Don’t worry—you can still cook a great steak on a gas grill. If using gas, open the lid, turn on the gas, and light the grill. Don’t light the grill with the lid closed; gas can build up inside the grill and create an explosion.
HOW HOT SHOULD THE GRILL BE FOR STEAK?
Raichlen recommends establishing two cooking zones in your charcoal grill: one that’s very hot for searing the steak, and one that’s medium for finishing the steak and cooking it through.
On a gas grill, heat the grill to 450°F with two burners going, which should only take about 10 minutes, then turn one of the burners down to medium to create two cooking zones.
Not sure if the grill is hot enough? Raichlen’s tip is to hold your hand 3 inches above the grill grate and count “1 Mississippi, 2 Mississippi…” If you can only hold it there for a second or two, the grill is hot and you’re ready to cook.
I followed Raichlen’s advice, and started my steak in the hot zone, then moved it to the medium zone to finish cooking. It worked like a charm.
HOW LONG TO GRILL STEAK
For a 1 1/2-inch thick steak, here are the general cooking times:
- 6 to 8 minutes for rare (125°)
- 7 to 10 minutes for medium-rare (135°)
- 10 to 12 minutes for medium (145°)
- 12 to 15 minutes for well done
Note that the USDA recommends cooking whole cuts of beef to an internal temperature of 145°F.
Keep in mind that the thickness of your steak, the heat of your grill, and your desired level of doneness will all impact the time it takes your steak to grill. Raichlen suggests checking the temperature of the steak by inserting a digital meat thermometer through the side, not top down. You can also use Elise’s handy dandy guide.
A FEW MORE TIPS FOR GRILLING THE PERFECT STEAK
- Season, then chill the steak: I apply the same technique I use for getting crispy chicken and turkey skin to grilling this steak: season, then let it chill in the fridge uncovered for up to 48 hours. This essentially dry brines the steak while also letting it air-dry. This approach allows the surface moisture to evaporate while the seasoning has time to penetrate the meat resulting in deeply flavored steak that sears beautifully and develops a nice crust on the grill.
- Start with clean grates: Just like you use a clean skillet with a little oil to cook dinner on the stovetop, you want to start with clean and oiled grill grates.
- To flip or not to flip? Flip your steak to your heart’s content.

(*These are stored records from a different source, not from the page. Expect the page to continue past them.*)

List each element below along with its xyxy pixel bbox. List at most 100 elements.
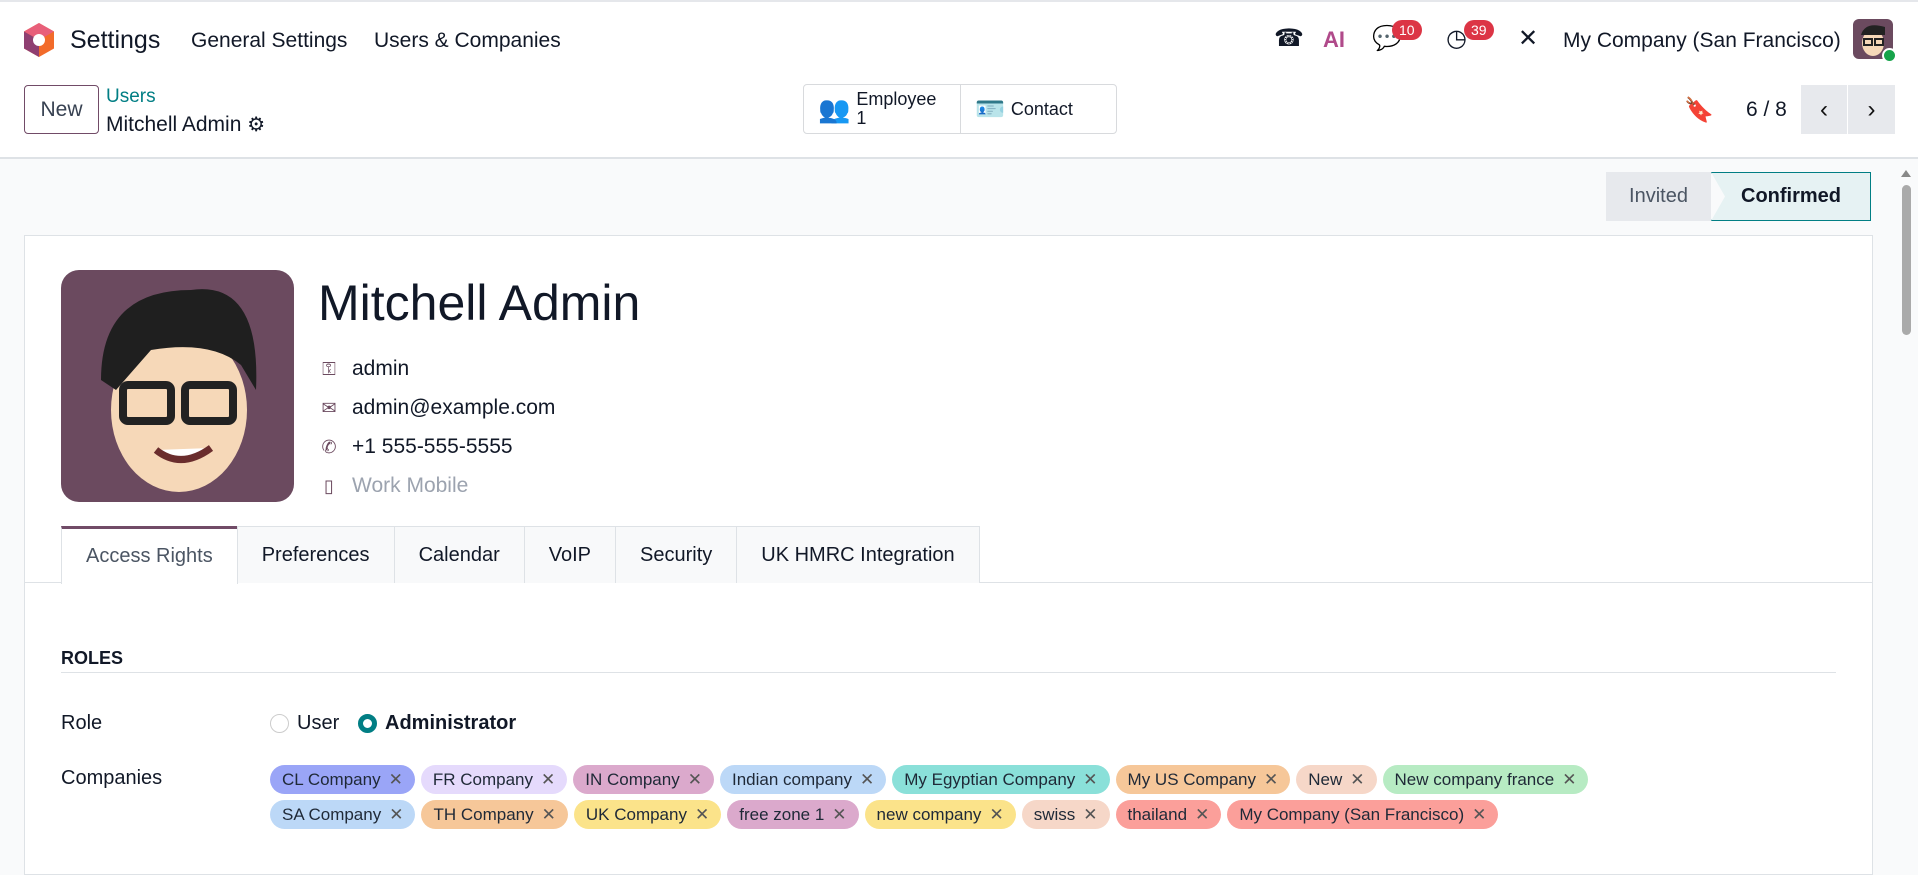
remove-tag-icon[interactable]: ✕ <box>1472 805 1486 825</box>
messages-badge: 10 <box>1392 20 1422 40</box>
breadcrumb-users[interactable]: Users <box>106 86 156 108</box>
company-tag-label: SA Company <box>282 804 382 824</box>
remove-tag-icon[interactable]: ✕ <box>541 770 555 790</box>
company-tag: New ✕ <box>1296 765 1377 794</box>
remove-tag-icon[interactable]: ✕ <box>695 805 709 825</box>
menu-general-settings[interactable]: General Settings <box>191 29 347 53</box>
company-tag: thailand ✕ <box>1115 800 1222 829</box>
pager-previous-button[interactable]: ‹ <box>1801 85 1848 134</box>
tab-calendar[interactable]: Calendar <box>393 526 525 583</box>
company-tag-label: My Company (San Francisco) <box>1239 804 1465 824</box>
status-confirmed[interactable]: Confirmed <box>1711 172 1871 221</box>
menu-users-companies[interactable]: Users & Companies <box>374 29 561 53</box>
remove-tag-icon[interactable]: ✕ <box>860 770 874 790</box>
top-navbar: Settings General Settings Users & Compan… <box>0 0 1918 78</box>
employee-label: Employee <box>856 89 937 109</box>
tab-voip[interactable]: VoIP <box>523 526 616 583</box>
company-tag: Indian company ✕ <box>719 765 887 794</box>
company-tag: New company france ✕ <box>1382 765 1589 794</box>
company-tag-label: My US Company <box>1127 769 1257 789</box>
role-user-label: User <box>297 712 340 734</box>
company-tag: swiss ✕ <box>1021 800 1110 829</box>
radio-unchecked-icon[interactable] <box>270 714 289 733</box>
pager-value[interactable]: 6 / 8 <box>1746 98 1787 122</box>
breadcrumb-current-label: Mitchell Admin <box>106 113 242 136</box>
phone-field[interactable]: ✆ +1 555-555-5555 <box>318 435 513 459</box>
key-icon: ⚿ <box>322 358 336 379</box>
status-invited[interactable]: Invited <box>1606 172 1711 221</box>
radio-checked-icon[interactable] <box>358 714 377 733</box>
company-tag: UK Company ✕ <box>573 800 722 829</box>
company-tag-label: New company france <box>1394 769 1555 789</box>
remove-tag-icon[interactable]: ✕ <box>1083 770 1097 790</box>
company-tag: new company ✕ <box>864 800 1016 829</box>
company-tag: FR Company ✕ <box>420 765 568 794</box>
company-tag-label: UK Company <box>585 804 687 824</box>
odoo-logo-icon[interactable] <box>22 22 56 58</box>
app-title[interactable]: Settings <box>70 26 160 55</box>
company-tag: TH Company ✕ <box>421 800 568 829</box>
role-label: Role <box>61 712 103 734</box>
form-tabs: Access Rights Preferences Calendar VoIP … <box>61 526 980 584</box>
login-field[interactable]: ⚿ admin <box>318 357 409 381</box>
remove-tag-icon[interactable]: ✕ <box>389 805 403 825</box>
remove-tag-icon[interactable]: ✕ <box>832 805 846 825</box>
company-tag: CL Company ✕ <box>270 765 415 794</box>
activities-icon[interactable]: ◷ 39 <box>1446 20 1494 53</box>
companies-label: Companies <box>61 767 163 789</box>
debug-tools-icon[interactable]: ✕ <box>1518 24 1538 53</box>
remove-tag-icon[interactable]: ✕ <box>1083 805 1097 825</box>
smart-buttons: 👥 Employee 1 🪪 Contact <box>803 84 1117 134</box>
remove-tag-icon[interactable]: ✕ <box>1264 770 1278 790</box>
scrollbar[interactable] <box>1900 165 1912 340</box>
users-icon: 👥 <box>818 93 851 124</box>
employee-smart-button[interactable]: 👥 Employee 1 <box>804 85 961 133</box>
user-name[interactable]: Mitchell Admin <box>318 274 640 332</box>
messages-icon[interactable]: 💬 10 <box>1372 20 1422 53</box>
roles-divider <box>61 672 1836 673</box>
company-tag: IN Company ✕ <box>573 765 714 794</box>
remove-tag-icon[interactable]: ✕ <box>389 770 403 790</box>
tab-preferences[interactable]: Preferences <box>236 526 395 583</box>
company-tag-label: Indian company <box>731 769 852 789</box>
online-status-icon <box>1882 48 1897 63</box>
remove-tag-icon[interactable]: ✕ <box>989 805 1003 825</box>
remove-tag-icon[interactable]: ✕ <box>1562 770 1576 790</box>
company-tag-label: thailand <box>1127 804 1188 824</box>
company-tag-label: free zone 1 <box>739 804 825 824</box>
email-field[interactable]: ✉ admin@example.com <box>318 396 555 420</box>
company-tag: My Company (San Francisco) ✕ <box>1227 800 1499 829</box>
contact-smart-button[interactable]: 🪪 Contact <box>961 85 1116 133</box>
role-user-radio[interactable]: User <box>270 712 339 735</box>
phone-icon: ✆ <box>321 436 337 457</box>
envelope-icon: ✉ <box>321 397 337 418</box>
gear-icon[interactable]: ⚙ <box>247 114 265 136</box>
new-button[interactable]: New <box>24 85 99 134</box>
remove-tag-icon[interactable]: ✕ <box>1195 805 1209 825</box>
companies-tags[interactable]: CL Company ✕ FR Company ✕ IN Company ✕ Indian … <box>270 765 1720 829</box>
bookmark-icon[interactable]: 🔖 <box>1684 96 1714 125</box>
phone-value: +1 555-555-5555 <box>352 435 513 458</box>
company-tag-label: CL Company <box>282 769 381 789</box>
remove-tag-icon[interactable]: ✕ <box>688 770 702 790</box>
phone-icon[interactable]: ☎ <box>1274 24 1304 53</box>
pager-next-button[interactable]: › <box>1848 85 1895 134</box>
company-tag: My US Company ✕ <box>1115 765 1291 794</box>
tab-uk-hmrc[interactable]: UK HMRC Integration <box>736 526 980 583</box>
breadcrumb-current: Mitchell Admin ⚙ <box>106 112 265 137</box>
tab-security[interactable]: Security <box>615 526 738 583</box>
status-bar: Invited Confirmed <box>1606 172 1871 221</box>
company-tag: My Egyptian Company ✕ <box>892 765 1110 794</box>
user-avatar[interactable] <box>1853 19 1897 63</box>
company-switcher[interactable]: My Company (San Francisco) <box>1563 29 1841 53</box>
employee-count: 1 <box>856 108 867 128</box>
ai-icon[interactable]: AI <box>1323 27 1345 53</box>
remove-tag-icon[interactable]: ✕ <box>1350 770 1364 790</box>
tab-access-rights[interactable]: Access Rights <box>61 526 238 584</box>
activities-badge: 39 <box>1464 20 1494 40</box>
mobile-field[interactable]: ▯ Work Mobile <box>318 474 468 498</box>
remove-tag-icon[interactable]: ✕ <box>542 805 556 825</box>
role-administrator-radio[interactable]: Administrator <box>358 712 516 735</box>
mobile-icon: ▯ <box>324 475 334 496</box>
user-photo[interactable] <box>61 270 294 502</box>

Harold McGee, food science writer and author of On Food and Cooking, discovered that frequent flipping creates a steak that cooks more evenly and quickly than those flipped only once.
- Grilling directly on coals: Raichlen seemingly knows an infinite number of ways to grill meat, and there’s one in his new book, Project Fire, that I particularly like: he cooks steak directly on hot coals—no grill grates necessary. I love the idea, and it’s on my list of things to try in the near future.